Zach could picture it all so vividly: Augaud squatting over a campfire, meat roasting on a spit. A bunch of carcasses strung up in the trees, pelts nailed to tree trunks. Zach had always been a little afraid of the woods, even the ones in the park, but Augaud wouldn’t be afraid. If anything so much as rustled a bush, the Lerian would whip around, knife glinting in the firelight, and slash its throat. Zach could almost feel the blood rushing hot over his hands. “You’re gonna sell me to a man like that?”
“Not unless he outbids Hairy.”
Zach took a long, slow drink of his ale so Bevin couldn’t see his lip tremble.
Bevin must have seen it anyway, though, because he laughed. “Relax, little pup. I’m just winding you up.”
Zach straightened a little. “So . . . you’re not gonna sell me to Augaud?”
“Not unless he offered so much that I just couldn’t refuse, but the odds are stacked in your favor. Hairy’s got more incentive than the Lerian. Chances are he’ll bid the highest. Fear is a much stronger motivator than anger.”
Fury bloomed, warm and stinging, in Zach’s cheeks. “Greed is a pretty strong motivator too.”

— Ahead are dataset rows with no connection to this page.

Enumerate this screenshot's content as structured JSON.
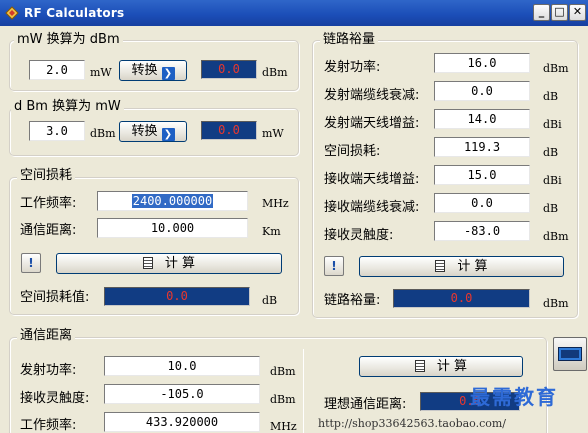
{
  "window": {
    "title": "RF Calculators",
    "minimize": "_",
    "maximize": "□",
    "close": "✕"
  },
  "mw_to_dbm": {
    "title": "mW 换算为 dBm",
    "input": "2.0",
    "input_unit": "mW",
    "button": "转换",
    "output": "0.0",
    "output_unit": "dBm"
  },
  "dbm_to_mw": {
    "title": "d Bm 换算为 mW",
    "input": "3.0",
    "input_unit": "dBm",
    "button": "转换",
    "output": "0.0",
    "output_unit": "mW"
  },
  "space_loss": {
    "title": "空间损耗",
    "freq_label": "工作频率:",
    "freq_value": "2400.000000",
    "freq_unit": "MHz",
    "dist_label": "通信距离:",
    "dist_value": "10.000",
    "dist_unit": "Km",
    "help_glyph": "!",
    "calc_button": "计  算",
    "result_label": "空间损耗值:",
    "result_value": "0.0",
    "result_unit": "dB"
  },
  "link_margin": {
    "title": "链路裕量",
    "rows": [
      {
        "label": "发射功率:",
        "value": "16.0",
        "unit": "dBm"
      },
      {
        "label": "发射端缆线衰减:",
        "value": "0.0",
        "unit": "dB"
      },
      {
        "label": "发射端天线增益:",
        "value": "14.0",
        "unit": "dBi"
      },
      {
        "label": "空间损耗:",
        "value": "119.3",
        "unit": "dB"
      },
      {
        "label": "接收端天线增益:",
        "value": "15.0",
        "unit": "dBi"
      },
      {
        "label": "接收端缆线衰减:",
        "value": "0.0",
        "unit": "dB"
      },
      {
        "label": "接收灵触度:",
        "value": "-83.0",
        "unit": "dBm"
      }
    ],
    "help_glyph": "!",
    "calc_button": "计  算",
    "result_label": "链路裕量:",
    "result_value": "0.0",
    "result_unit": "dBm"
  },
  "comm_distance": {
    "title": "通信距离",
    "rows": [
      {
        "label": "发射功率:",
        "value": "10.0",
        "unit": "dBm"
      },
      {
        "label": "接收灵触度:",
        "value": "-105.0",
        "unit": "dBm"
      },
      {
        "label": "工作频率:",
        "value": "433.920000",
        "unit": "MHz"
      }
    ],
    "calc_button": "计  算",
    "result_label": "理想通信距离:",
    "result_value": "0.0"
  },
  "watermark": {
    "text": "最需教育",
    "url": "http://shop33642563.taobao.com/"
  },
  "colors": {
    "output_bg": "#113c83",
    "output_text": "#e8372e",
    "titlebar": "#1c4fb8",
    "window_bg": "#ece9d8"
  }
}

“Like I said, lad.” Bevin shrug
ged. “It’s a tough world.”
So much for plans.
* * *
“So that’s it, then,” Kody said, watching as the sun sank over the horizon, dissolving into a bloody haze of smog. “The day’s gone.” One would have thought he was scheduled to die at dusk, so despondent did he look.
“There is always tomorrow,” Lenoir said, hoping he sounded more resolute than he felt. Ash pricked at his nose and stung his eyes, the fumes of a thousand fires as people all over Kennian tried to drive the plague out with smoke and superstition. A few miles away, in the heart of the Camp, Merden treated the sick—or at least attempted to—while Sergeant Innes and a pair of watchmen stood guard against a murderer. Constable Crears would be reinforcing the barrier for the night, with or without the extra watchmen Chief Reck had promised him. Meanwhile, in the poor district, shopkeepers and frightened residents huddled behind locked doors and boarded windows, waiting for packs of criminals to roam like wild dogs through the unprotected streets.

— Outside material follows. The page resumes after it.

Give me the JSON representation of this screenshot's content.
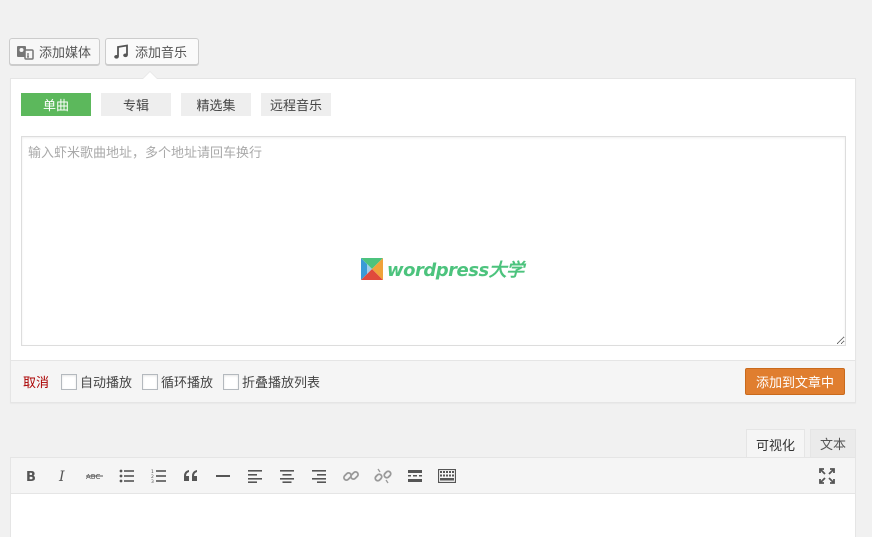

Death’s banquet has three courses, the poet Irdois wrote. First the flesh, then the marrow, and last of all the heart. He had been writing about the revolution, how it sapped the courage and eventually the humanity of an entire nation. But he might just as easily have meant the plague. The occasion might be different, but the banquet was the same.
“I just wish I didn’t feel so damned powerless,” Kody said, massaging his temples with gloved fingers. They were dress gloves, Lenoir noticed, high-quality, made of soft kid leather. Expensive. He had never seen Kody wear them before. Most likely, the sergeant reserved them for special occasions. It surprised him that Kody would wear them for work like this, down at the docks. The pair he had been wearing earlier had got soaked when he tumbled into the bay, but why take the trouble to replace them, to find a handkerchief to replace the scarf? There was no plague at the docks, at least not so far as anyone knew.